Learning to juggle


By Heather Cope
June 6, 2003

It seems inevitable. No matter how hard I try, at the end of each year, I am forced to look back on the previous three quarters and assess them. Many memories and experiences stand out, each reminding me about all the things I missed my freshman year. The word of that year was "strength" and I will never forget the lessons I learned -- in large part because of the tattooed Celtic dragon of a reminder on my back.

More than anything, the experiences of the past year make me look forward to the future more than they invoke bittersweet feelings for the past. I, certainly, am looking forward to the summer and its absence of class, although I still am baffled as to how I can actually be looking forward to enslaving myself full-time on the other side of the country. It is opportunities like these that make all the hard work, long nights and atrocious assignments worth it -- achieving our goals.

This is not to say that most of my rewarding experiences were at work or in the classroom. Oftentimes, they were staying up incredibly too late with my roommates, eating ice cream and watching incredibly corny Disney movies, all the while laughing at every goofy thing we, or the actors, said. Or going out with friends, feeling collectively uncomfortable among strangers and preventing the one belligerent drunk friend from saying the wrong thing to the wrong person. These are the nights where inside jokes are born and revelations are made (Wild hearts can be broken). And even though many embarrassing moments come out of situations like these, none of us can deny that these are the memories most precious to us. These are the ones we wish to have more of.

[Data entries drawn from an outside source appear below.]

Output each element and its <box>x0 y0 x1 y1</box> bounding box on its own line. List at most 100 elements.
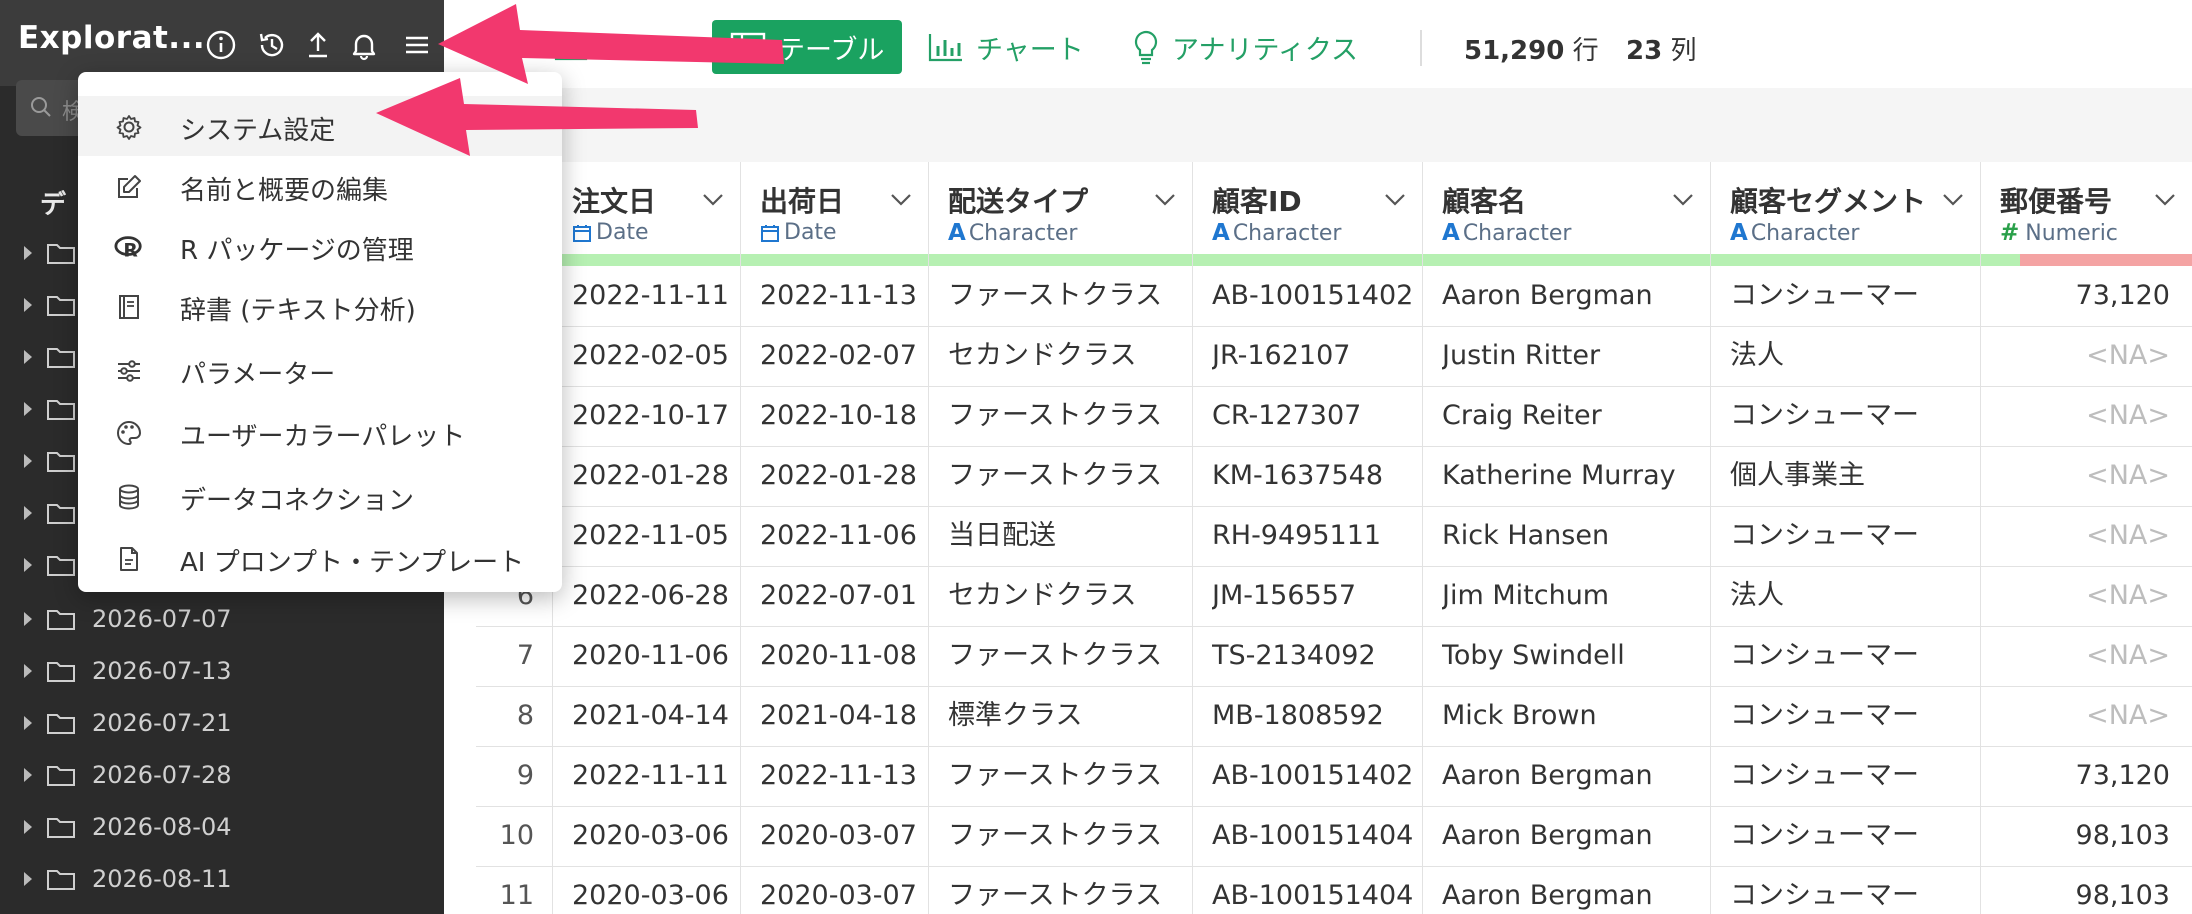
table-cell[interactable]: 98,103 <box>1980 866 2170 914</box>
table-cell[interactable]: 2022-11-13 <box>760 266 922 326</box>
table-cell[interactable]: ファーストクラス <box>948 866 1186 914</box>
table-cell[interactable]: RH-9495111 <box>1212 506 1416 566</box>
expand-arrow-icon[interactable] <box>24 716 32 730</box>
table-view-button[interactable]: テーブル <box>712 20 903 74</box>
menu-item-r-packages[interactable]: R R パッケージの管理 <box>78 216 562 276</box>
table-cell[interactable]: コンシューマー <box>1730 626 1974 686</box>
column-header[interactable]: 配送タイプ A Character <box>928 162 1193 254</box>
table-cell[interactable]: コンシューマー <box>1730 746 1974 806</box>
table-cell[interactable]: 2020-03-06 <box>572 866 734 914</box>
table-cell[interactable]: 2022-01-28 <box>572 446 734 506</box>
table-row[interactable]: 7 2020-11-06 2020-11-08 ファーストクラス TS-2134092 T… <box>476 626 2192 687</box>
menu-item-parameters[interactable]: パラメーター <box>78 340 562 400</box>
table-row[interactable]: 9 2022-11-11 2022-11-13 ファーストクラス AB-10015140… <box>476 746 2192 807</box>
table-cell[interactable]: コンシューマー <box>1730 266 1974 326</box>
table-cell[interactable]: 2020-03-06 <box>572 806 734 866</box>
table-cell[interactable]: 2020-03-07 <box>760 866 922 914</box>
table-cell[interactable]: 2022-07-01 <box>760 566 922 626</box>
expand-arrow-icon[interactable] <box>24 768 32 782</box>
column-header[interactable]: 郵便番号 # Numeric <box>1980 162 2192 254</box>
chart-view-button[interactable]: チャート <box>928 20 1084 74</box>
table-cell[interactable]: コンシューマー <box>1730 386 1974 446</box>
menu-item-ai-prompt-template[interactable]: AI プロンプト・テンプレート <box>78 528 562 588</box>
table-cell[interactable]: <NA> <box>1980 626 2170 686</box>
bell-icon[interactable] <box>345 26 383 64</box>
table-cell[interactable]: 2022-11-06 <box>760 506 922 566</box>
table-cell[interactable]: 2020-11-08 <box>760 626 922 686</box>
table-cell[interactable]: AB-100151404 <box>1212 866 1416 914</box>
chevron-down-icon[interactable] <box>702 192 724 211</box>
table-cell[interactable]: AB-100151404 <box>1212 806 1416 866</box>
table-cell[interactable]: 法人 <box>1730 566 1974 626</box>
column-header[interactable]: 注文日 Date <box>552 162 741 254</box>
info-icon[interactable] <box>202 26 240 64</box>
folder-item[interactable]: 2026-07-21 <box>24 698 231 748</box>
table-cell[interactable]: <NA> <box>1980 566 2170 626</box>
table-cell[interactable]: ファーストクラス <box>948 446 1186 506</box>
table-cell[interactable]: JM-156557 <box>1212 566 1416 626</box>
table-cell[interactable]: KM-1637548 <box>1212 446 1416 506</box>
expand-arrow-icon[interactable] <box>24 664 32 678</box>
table-row[interactable]: 2022-11-11 2022-11-13 ファーストクラス AB-100151402… <box>476 266 2192 327</box>
table-cell[interactable]: CR-127307 <box>1212 386 1416 446</box>
column-header[interactable]: 出荷日 Date <box>740 162 929 254</box>
expand-arrow-icon[interactable] <box>24 246 32 260</box>
folder-item[interactable]: 2026-07-13 <box>24 646 231 696</box>
table-cell[interactable]: 2022-11-11 <box>572 746 734 806</box>
table-cell[interactable]: 2022-11-13 <box>760 746 922 806</box>
table-cell[interactable]: Rick Hansen <box>1442 506 1704 566</box>
chevron-down-icon[interactable] <box>1154 192 1176 211</box>
table-cell[interactable]: Mick Brown <box>1442 686 1704 746</box>
table-cell[interactable]: ファーストクラス <box>948 746 1186 806</box>
expand-arrow-icon[interactable] <box>24 298 32 312</box>
folder-item[interactable]: 2026-07-28 <box>24 750 231 800</box>
table-cell[interactable]: 個人事業主 <box>1730 446 1974 506</box>
table-cell[interactable]: <NA> <box>1980 386 2170 446</box>
table-cell[interactable]: JR-162107 <box>1212 326 1416 386</box>
table-row[interactable]: 2022-10-17 2022-10-18 ファーストクラス CR-127307 Cra… <box>476 386 2192 447</box>
summary-view-button[interactable]: ス マ <box>554 20 663 74</box>
table-cell[interactable]: 2022-11-05 <box>572 506 734 566</box>
table-row[interactable]: 2022-11-05 2022-11-06 当日配送 RH-9495111 Rick H… <box>476 506 2192 567</box>
table-cell[interactable]: Katherine Murray <box>1442 446 1704 506</box>
table-cell[interactable]: 2022-01-28 <box>760 446 922 506</box>
table-row[interactable]: 10 2020-03-06 2020-03-07 ファーストクラス AB-1001514… <box>476 806 2192 867</box>
table-cell[interactable]: Aaron Bergman <box>1442 746 1704 806</box>
table-cell[interactable]: 2022-11-11 <box>572 266 734 326</box>
table-cell[interactable]: ファーストクラス <box>948 266 1186 326</box>
table-cell[interactable]: コンシューマー <box>1730 866 1974 914</box>
table-cell[interactable]: <NA> <box>1980 446 2170 506</box>
table-cell[interactable]: コンシューマー <box>1730 806 1974 866</box>
table-cell[interactable]: コンシューマー <box>1730 506 1974 566</box>
expand-arrow-icon[interactable] <box>24 350 32 364</box>
table-cell[interactable]: 2021-04-18 <box>760 686 922 746</box>
expand-arrow-icon[interactable] <box>24 820 32 834</box>
table-cell[interactable]: 2022-10-17 <box>572 386 734 446</box>
table-cell[interactable]: Toby Swindell <box>1442 626 1704 686</box>
table-cell[interactable]: <NA> <box>1980 686 2170 746</box>
menu-item-edit-name[interactable]: 名前と概要の編集 <box>78 156 562 216</box>
expand-arrow-icon[interactable] <box>24 612 32 626</box>
table-cell[interactable]: 2022-06-28 <box>572 566 734 626</box>
table-cell[interactable]: セカンドクラス <box>948 566 1186 626</box>
column-header[interactable]: 顧客ID A Character <box>1192 162 1423 254</box>
expand-arrow-icon[interactable] <box>24 402 32 416</box>
expand-arrow-icon[interactable] <box>24 872 32 886</box>
project-title[interactable]: Explorat... <box>18 20 205 56</box>
menu-item-color-palette[interactable]: ユーザーカラーパレット <box>78 402 562 462</box>
table-cell[interactable]: 当日配送 <box>948 506 1186 566</box>
table-cell[interactable]: Jim Mitchum <box>1442 566 1704 626</box>
expand-arrow-icon[interactable] <box>24 506 32 520</box>
table-cell[interactable]: AB-100151402 <box>1212 266 1416 326</box>
table-cell[interactable]: 73,120 <box>1980 746 2170 806</box>
table-cell[interactable]: 法人 <box>1730 326 1974 386</box>
folder-item[interactable]: 2026-08-04 <box>24 802 231 852</box>
table-row[interactable]: 2022-02-05 2022-02-07 セカンドクラス JR-162107 Just… <box>476 326 2192 387</box>
upload-icon[interactable] <box>299 26 337 64</box>
table-cell[interactable]: <NA> <box>1980 506 2170 566</box>
table-cell[interactable]: Aaron Bergman <box>1442 806 1704 866</box>
table-cell[interactable]: ファーストクラス <box>948 806 1186 866</box>
table-cell[interactable]: 2022-02-07 <box>760 326 922 386</box>
chevron-down-icon[interactable] <box>1384 192 1406 211</box>
menu-item-data-connection[interactable]: データコネクション <box>78 466 562 526</box>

Reflecting on the past seems silly at best. What, if anything, is gained? Learning from mistakes is valuable, but reliving the past is more of a sign that nothing new and exciting is taking place in life. So again, this is why I look forward. With two more years to go at the UW -- optimistic, I know -- looking back seems trivial. I suppose this is why no one asked about my ruminations. Then again, why shouldn't mine matter? Seniors rehashing about their past four, five or more years are special to those like them -- other seniors -- but can mean little to those of us waiting to experience first-hand the things they write about. Each stage of the game is equally important. Although experiences with a half-gallon of any kind are not recommended, no one should want to go through an incident like that first-hand -- ever.

Now, I make resolutions rather than ruminations, actively taking what I learned and applying to my future -- true signs of academic learning at its best. Just as I will take what I learned so long ago in microeconomics and apply it to international relations, I will take the life lessons from this year about living with three other women and apply them to the next.

All the while, I still live in the moment. Sometimes the hardest part of life is juggling past, present and future, without becoming caught up in just one. So I continue to operate under the policy of looking forward: acting in the present toward goals of the future, holding knowledge from the past.